きっと、竜人様の独自の言語だろう。僕にはわからないけれども、少なくとも良い意味でないのは分かる。


「あの、いつごろあの子達を助けに行かれるんですか?輸送がどうのとか言っていたから…心配なんです。」

どこかへあの子が連れ去られてしまう。それが一番怖かった。もちろん、他の女の子達も心配だけれど、あの子と比べるとかなり心配度が落ちてしまう。僕の一番大事な女の子だから。なんとしても助けてもらいたい。自分で助けてあげられないのが本当に悔しい。

「ひょっとして、君の大好きな女の子がさらわれてるのか?友達にしては気合が入ってるからなあ。」

「えーと、内緒にしておいてください。」

僕は顔が赤くなるのが分かった。

「良いって、良いって。よし、今回の騒動が終わったら俺が君を強くしてやろう!男の子だもんな、好きな女の子くらいは自分で守りたいだろ?俺だってそうだしな。」

「はい!お願いします!!お世話になってばかりですいません。」

そこで僕は額に衝撃を感じる。少し痛い。

「子供が気にするなよ。報酬は美味しい食べ物でいいからさ。獣人の食文化は楽しみなんだぞ?」

ああ、美味しいものをたくさん作ってもらわないといけないな。お母さん、お願いします。僕も材料は採りに行くから。でも、きっと、皆手伝ってくれるはずだ。大丈夫。

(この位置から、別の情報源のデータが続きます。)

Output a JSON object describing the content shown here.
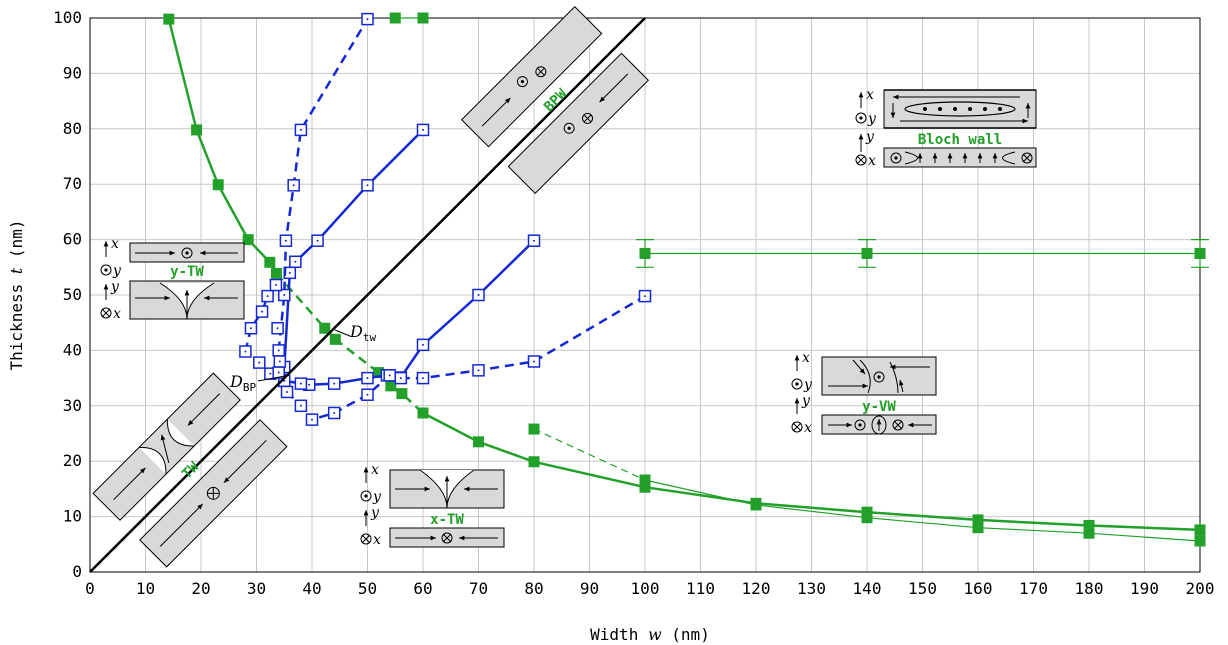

だって、あの子達が返ってくるならどんな財産も要らないって。一番ケチなおじさんが叫んでいたもの。あの1エヌを落としたことだって見落とさないおじさんが、である。


だから、きっと大丈夫だ。


僕が勝手に約束したことはそこまで怒られることではないはずだし。だって美味しい食べ物を食べてもらうだけなのだから。…これは本当に竜人様と精霊様が無欲なおかげだというのも分かっている。


僕は彼らにどんな恩返しができるのだろう?


あの人たちはとても強い。強さを比べるなんて考えが出てこないくらいに強過ぎるのだ。でも、何かを返したい。


お世話になりっぱなしで終わるのはいけないことだし。僕だって〈感謝している〉だけでは表現できないほどの思いを持っているのだから。


そのことはあの子が帰ってきたら一緒に考えてもらおう。僕よりも頭が良いあの子なら何か考えてくれるかもしれない。


竜人様と精霊様が協力してくれるのだから、きっと大丈夫だ。ああ、呼び方を変えなければならないのだった。ユウジ様とシルフィン様と呼ぶことを許してもらった。大分もめたのだけど、恩人を呼び捨てになんて聞ないとずっと言い続けていたら二人とも折れてくれた。


うん、駄々も込めて見るものかもしれない。…あの子が教えてくれたことは本当に僕を助けてくれるな。


だから、もう少しだけ待っていて欲しい。ユウジ様とシルフィン様にくっついて僕も助けに行くから。